10 de mayo de 2013

Rufus Wainwright: Ponerse en pista



Difícil no estrellarse contra el personaje cuando se habla de Rufus Wainwright. Bombón carilindo de nivel publicitario, adolescente violado, joven atormentado, adulto responsable, chansonier sofisticado a la europea, el más cool de los musicalizadores de películas, figura icónica de la comunidad gay, bendecido artísticamente por Elton John, padre de la nieta de Leonard Cohen (que concibió con su amiga, Lorca Cohen), signo de distinción de aristocracias culturales varias (lo que no es decir músico de culto), compositor de ópera, en fin. Pero Wainwright es más que un ser multifacético y magnético. Es uno de los artistas pop más atendibles de los últimos años.

Nacido en 1973 en un ambiente de músicos, desde el comienzo coaligó en su obra influencias de lo más variadas, de la canción francesa al folk, de la ópera al rock, de la música clásica al pop tradicional.

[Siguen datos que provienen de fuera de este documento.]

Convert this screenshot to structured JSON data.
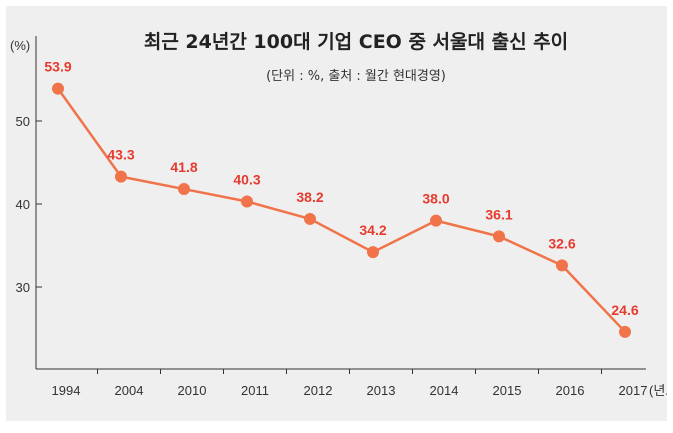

Su voz cavernosa, con un vibrato conmovedor, le puso cuerpo a temas casi siempre expansivos, ambiciosos, pero notablemente resueltos.

En lo personal, me siento más a gusto con el Wainwright de los comienzos, el de los arreglos orquestales turbadores y las canciones melancólicas. O también con el del nocturno –valga la redundancia– All days are nights: songs for Lulu, editado poco después de la muerte de su madre, solo piano y voz, con tres sonetos de Shakespeare. Su último disco, el optimista y radial Out of the game, pareciera una pasada en limpio de su trabajo celebratorio sobre las canciones de Judy Garland. Ahora, Wainwright se atreve a bailar y a poner al resto en pista. Cabe esperar que, en su primera visita, en el Gran Rex resarcirá a los no pocos cultores de su música con un recorrido transversal. Igualmente, si solo hubiera Out of the game, alcanzaría para una gran noche.

4 de mayo de 2013

Mafalda Arnauth: Un discreto juego



Como ocurrió aquí con el folklore o el tango, en Portugal, desde mediados de los 90, emergió una joven camada de fadistas que ayudaron a propios y extraños a aprender que la música popular de ese país era mucho más que la gran Amália Rodrigues. Entre ellos (o ellas, ya que muchas son mujeres), están Dulce Pontes, Mariza  y, claro, Mafalda Arnauth, es una de las voces más deslumbrantes de esa generación, que este mes vuelve a Buenos Aires.

El fado es un ritmo portuario, formado en el tráfico de músicas europeas, americanas y africanas, con toda la melancolía de una mirada clavada en el horizonte convexo de agua. Es una manera de ser en mundo, como el tango, una “estranha forma de vida”. El fado tiene una sencillez aparente casi folklórica, esto es, una complejidad que se expresa en los matices y en la difícil negociación con el pasado. Más allá de su dote vocal, es en esos terrenos donde Mafalda supo ganarse un lugar privilegiado, también como compositora.

En buena parte de sus discos recurre casi en exclusiva al instrumental típico del género: guitarra portuguesa, guitarra clásica, bajo acústico. Pero en Fadas (2010), su sexta y por ahora última obra, decidió virar y, al abordar un repertorio clásico, incorporó recursos e instrumentos de otras tradiciones, como el acordeón, el chelo e incluso el saxo, por no mencionar el bonus piazzoleano de “Invierno porteño” (su guitarrista, Ramón Maschio, es argentino). Como resultado, Mafalda ofrece allí una mezcla de frescura y clasicismo, un muy discreto juego entre innovación y tradición.